Provisioning FortiGate to FortiManager Cloud self-diagnosis
The following provides self-diagnosis instructions for a scenario where you have provisioned a FortiGate to FortiManager Cloud, FortiZTP shows that the provisioning succeeded, but the FortiGate does not appear on FortiManager Cloud.
To self-diagnose this scenario:
- In the FortiOS CLI, check that the central management type is set to FortiGuard:
config system central-management show end
- Check the Anycast status:
config system fortiguard show end
- Check the network connection.

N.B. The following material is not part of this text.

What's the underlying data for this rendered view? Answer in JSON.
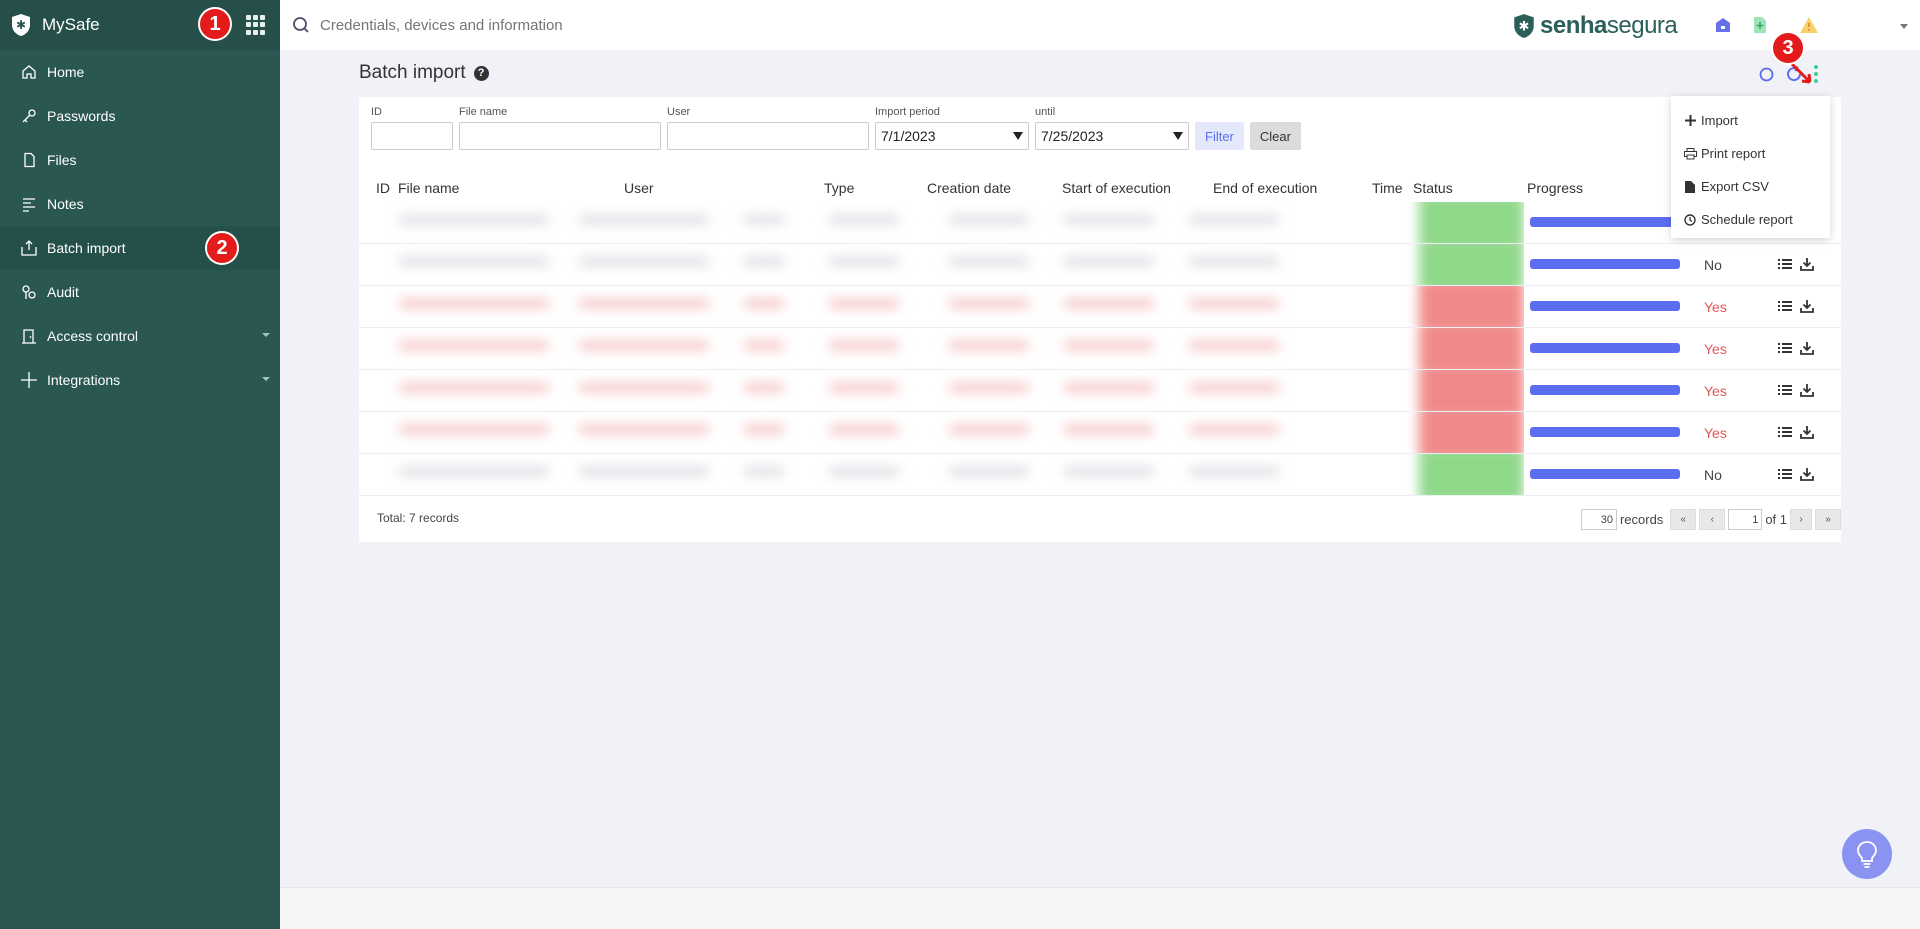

Do one of the following:
- If Anycast is enabled, enter the following:
execute ping globallogctrl.fortinet.net
- If Anycast is disabled, enter the following:
execute ping logctrl1.fortinet.com
If ping succeeds, enter the following:
telnet <IP address resolved above> 443
If telnet succeeds, go to the next step.
- If Anycast is enabled, enter the following:
- Attempt connection to FortiGate Cloud:
execute fortiguard-log domain
diagnose debug application forticldd -1 diagnose debug enable execute fortiguard-log join
diagnose fdsm contract-controller-update
Ensure that ‘HomeServer’ returned is a valid FortiDeploy server IP address. If it is 192.168.0.1, that means the device is not properly connected to FortiGate Cloud, and you must rerun the join request or run a login request in CLI:
execute fortiguard-log login <email> <password>
- Check the network connection to the FortiDeploy server:
execute telnet <FortiDeploy server IP address> 541
- Ensure that the management tunnel is established:
diagnose debug application fgfmd -1 diagnose debug enable fnsysctl killall fgfmd
-
Check that FortiManager Cloud pushed a setting script to FortiGate. After FortiManager Cloud pushes the script to FortiGate, central management should be set to FortiManager:
config system central-management
show
end
-
Check the network connection to FortiManager Cloud:
execute ping fortimanager.forticloud.com
If the results of all steps are as expected but the FortiGate still does not show up on FortiManager Cloud, contact the FortiManager Cloud team for further investigation.